In this tactical analysis I will be using the vocabulary I developed in my guidebook to middle-distance tactics, available here on thcson.com. This time I will analyze men’s round 1 and heat 2 at the London Olympics.
Race video on YouTube
Determined by season bests as reported in the start lists.
Average contestants: Driouch, Brannen, Bustos, Özbilen, Baddeley, Aarrass, Wolde, Wheating
Underdogs: Sandells, Shaween (although his 3.31 record from 2011 might justify a move to the upper categories), Jurkevics, Mohamed
This heat also included one inferior runner who fell behind early.
This heat was somewhere between slow and fast, with split times 57,81 – 2.00,03 – 2.58,57.
Two runners starting at opposite sides of the track are of interest in this start. Sandells starts on the inside and seems to make a deliberate acceleration to the front. He clearly would be very tightly boxed in had he allowed Bustos to take the lead. His pre-race strategy must be to avoid being boxed in and he carries it out successfully. Wheating, starting on the outside as number 14, wisely utilizes the space left open by runners 9-13 as they push inward too early. Wheating doesn’t start very fast but looks to his left, sees that the field is four runners wide there and decides to move up to second place as the curve begins. This illustrates how outside starters can make tactical decisions in the start while inside runners cannot.
The jog is uneventful in this race, as Sandells leads the field. It’s interesting to contrast the tactics employed by the underdogs Sandells, Shaween and Jurkevics in the jog.

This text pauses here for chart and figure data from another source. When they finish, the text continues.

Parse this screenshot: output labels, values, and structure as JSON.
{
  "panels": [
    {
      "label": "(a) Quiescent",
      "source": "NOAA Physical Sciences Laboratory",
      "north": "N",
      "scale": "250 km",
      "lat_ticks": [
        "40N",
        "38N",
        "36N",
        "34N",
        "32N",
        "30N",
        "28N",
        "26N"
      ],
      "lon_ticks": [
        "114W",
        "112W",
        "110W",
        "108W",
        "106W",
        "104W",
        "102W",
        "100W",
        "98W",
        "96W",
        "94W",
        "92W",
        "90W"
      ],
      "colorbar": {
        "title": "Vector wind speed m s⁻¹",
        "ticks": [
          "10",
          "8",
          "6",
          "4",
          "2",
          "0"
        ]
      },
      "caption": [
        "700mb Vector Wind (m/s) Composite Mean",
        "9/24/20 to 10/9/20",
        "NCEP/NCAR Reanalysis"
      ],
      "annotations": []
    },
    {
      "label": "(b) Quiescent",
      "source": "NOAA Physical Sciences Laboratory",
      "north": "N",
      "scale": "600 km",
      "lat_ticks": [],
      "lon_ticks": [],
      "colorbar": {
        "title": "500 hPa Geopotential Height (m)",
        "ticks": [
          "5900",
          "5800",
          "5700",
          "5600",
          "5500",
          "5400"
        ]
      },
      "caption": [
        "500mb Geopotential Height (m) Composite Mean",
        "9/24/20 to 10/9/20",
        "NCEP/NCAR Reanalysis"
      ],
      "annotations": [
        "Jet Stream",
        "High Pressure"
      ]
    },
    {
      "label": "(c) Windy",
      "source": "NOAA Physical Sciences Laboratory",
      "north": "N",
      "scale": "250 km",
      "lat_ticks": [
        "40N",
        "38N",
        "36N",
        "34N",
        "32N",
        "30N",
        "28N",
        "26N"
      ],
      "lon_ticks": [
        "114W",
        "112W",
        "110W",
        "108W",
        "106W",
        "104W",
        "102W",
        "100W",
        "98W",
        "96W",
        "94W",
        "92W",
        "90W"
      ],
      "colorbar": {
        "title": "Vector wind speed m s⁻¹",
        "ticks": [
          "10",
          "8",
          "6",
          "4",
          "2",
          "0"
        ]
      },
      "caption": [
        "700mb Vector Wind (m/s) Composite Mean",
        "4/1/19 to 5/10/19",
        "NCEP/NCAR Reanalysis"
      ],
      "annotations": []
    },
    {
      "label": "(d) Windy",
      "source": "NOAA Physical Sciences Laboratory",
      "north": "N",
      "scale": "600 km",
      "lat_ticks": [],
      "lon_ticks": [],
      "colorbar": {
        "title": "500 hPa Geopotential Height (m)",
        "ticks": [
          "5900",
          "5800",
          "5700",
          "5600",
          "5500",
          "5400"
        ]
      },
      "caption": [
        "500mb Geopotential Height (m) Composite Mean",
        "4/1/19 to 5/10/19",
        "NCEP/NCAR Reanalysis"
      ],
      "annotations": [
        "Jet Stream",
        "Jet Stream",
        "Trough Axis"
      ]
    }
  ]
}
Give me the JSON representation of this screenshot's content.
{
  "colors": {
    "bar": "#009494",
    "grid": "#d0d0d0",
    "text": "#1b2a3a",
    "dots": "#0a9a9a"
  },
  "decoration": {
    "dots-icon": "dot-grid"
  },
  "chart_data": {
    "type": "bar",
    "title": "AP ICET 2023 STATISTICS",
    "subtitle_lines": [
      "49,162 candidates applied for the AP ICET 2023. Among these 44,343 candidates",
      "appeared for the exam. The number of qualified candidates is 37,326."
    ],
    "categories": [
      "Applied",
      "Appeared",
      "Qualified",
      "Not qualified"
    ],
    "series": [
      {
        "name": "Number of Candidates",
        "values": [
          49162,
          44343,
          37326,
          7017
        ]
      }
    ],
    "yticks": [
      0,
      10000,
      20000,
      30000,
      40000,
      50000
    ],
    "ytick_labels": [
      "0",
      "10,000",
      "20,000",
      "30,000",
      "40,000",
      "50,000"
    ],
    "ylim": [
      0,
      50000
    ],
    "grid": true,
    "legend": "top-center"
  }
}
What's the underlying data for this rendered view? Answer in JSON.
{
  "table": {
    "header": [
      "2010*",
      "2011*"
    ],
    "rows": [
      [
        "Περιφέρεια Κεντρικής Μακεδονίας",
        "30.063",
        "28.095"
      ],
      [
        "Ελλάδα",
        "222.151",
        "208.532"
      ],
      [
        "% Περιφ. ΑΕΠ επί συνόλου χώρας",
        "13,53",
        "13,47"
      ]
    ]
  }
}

Sandells stays in front, keeps a steady, slow pace and makes no effort to get away from his position. For an underdog in the lead this is probably the worst possible tactic. Jurkevics on the other hand runs restlessly on the outside, often moving outward instead of inward. He spends a lot of extra energy particularly in the curves 500-600 and 700-800. A favorite such as Kiplagat can afford this, but an underdog can not. Shaween ends up in third place in the red queue and stays there throughout the jog, exactly as an underdog should.
Sandells accelerates the pace in the surge to stay in front. At this point of the race this might be the only possibly tactic for him. If the runner beside him had been pre-race favorite Kiplagat from 1000-1100, then the right tactical move for Sandells would certainly have been to let Kiplagat take the lead and try to follow him. But Kiplagat stayed on the outside in third or fourth place in the surge, with no intention to take the lead.
This heat is so fast that the sprint is not crowded. The top runners pass Sandells with ease and the qualifiers clearly separate themselves from the rest. Shaween’s patience is impressive from 1200-1300 as he remains in lane 1 behind Sandells to the end of the straight. He takes the risk that he might be stuck behind a former leader in the curve. This could have been costly since Sandells fades badly in the second sprint.
I would think that Shaween’s calm derives from the way he’s feeling – he’s clearly a capable sprinter with a lot of strength left. But also, this is a heat where the six first runners go through by right, and a heat which has been run at a reasonable pace, so the odds are good that he will have enough time and room to move into the top six even if he has to pass Sandells in the curve.
Wheating is not as calm as Shaween when he chooses to move out at 1150 instead of in, where a place behind Bustos is waiting for him. Wheating runs the entire lap in lanes 2 and 3 and actually qualifies for the next round with his time. He doesn’t seem to have the ability to switch pace quickly, since his closest opponents clearly accelerate away from him at 1200. But he does maintain his speed better through the long sprint. Runners whose strength is maintaining speed may indeed need to be on the outside in the sprint where there’s less chance of disturbance.